Based in LOs angeles, ca, bet, build, go is a blog by derek kwan. his posts explore building products at startups, and sometimes poker.

Learning to say NO

Product owners must learn to say NO if they hope to build successful products.

It’s only by saying NO that you can concentrate on the things that are really important.
— Steve Jobs

As a product manager, you will be constantly faced with competing requests and priorities. If you cave into everything, your product will fail, and eventually, so will your company.

The three major issues caused by an inability to say NO:

  1. The quality of your product will suffer

  2. The development of your features will slow to a halt

  3. Your engineering team will be demoralized

A product that tries to please everyone will truly fix problems for no one, as the goal is to solve for safety, not innovation. The reasons are many: non-product professionals don’t spend their time thinking through complexity costs (and nor should they). They don’t experience first-hand how it’s often actually ok to let fires burn. And lastly, they are not responsible for delivering the entire roadmap, and are instead just focused on a small subset of issues.

Furthermore, by deflecting a large percentage of each sprint to issues, you will slow down your engineers on feature development. Causing them to context switch and preventing them from fully committing to features, will be some of the biggest hidden costs to engineering velocity. This will also demoralize engineering teams, and that will have impacts that will take mountains of effort to recover from.

Of course, saying NO is hard. It’s your account managers who are on the front lines defending the product.
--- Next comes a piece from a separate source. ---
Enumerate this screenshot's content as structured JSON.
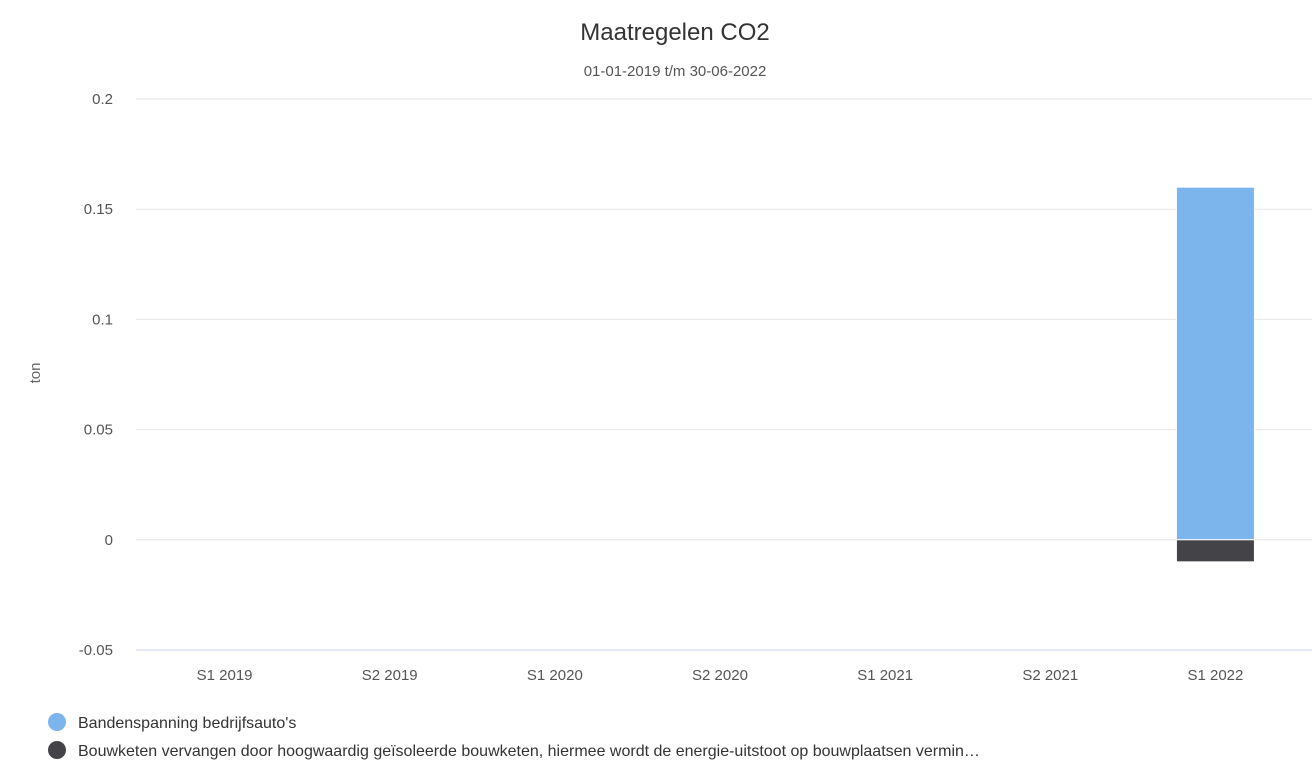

It’s your sales team who need just that one little thing to close a deal. But all of their needs should already be baked into your roadmap, and prioritized correctly. You have to stay focused on your vision.

So what are some good approaches to saying NO… diplomatically?

As a product owner, quite honestly, you don't need to give your life story as to why you are saying NO. You are the owner, you are the gatekeeper, and the needs of your engineers are as important as all the other stakeholders. However, if you would like to be a little more collaborative (which is always a good idea), you can provide more rationale behind your decisions.

Put together a few slides to present what the prioritization process looks like, count of issues in the backlog, and ETA to get through 10%, 25%, 50%. Visually show what happens when you insert things in between. Show them what happens when you make engineers context switch.

Without insulting people's intelligence, give them some scripts on how they can say "no" to their constituents while still preserving their relationships. Provide good estimates on when things will be delivered in the future (but be honest internally if you really never intend to build something). Bend over backwards to help people figure out workarounds.

If it's a handful of people doing constant escalations, pull them into a room and present this detail and process to them. If the entire company is escalating things, then a company wide meeting is appropriate. Maybe make it part of a product roadmap kickoff.

One other thing you can do, if they don't exist already, is build out tier 1 and tier 2 support teams to deflect the majority of escalations and bugs away from the core engineering team, so they can focus on feature development.

In the end, just make sure you are making rational decisions, and that you truly do understand the needs of your users and your business counterparts. By effectively saying NO, you will be helping everyone succeed in the long term., even if they don’t realize it now.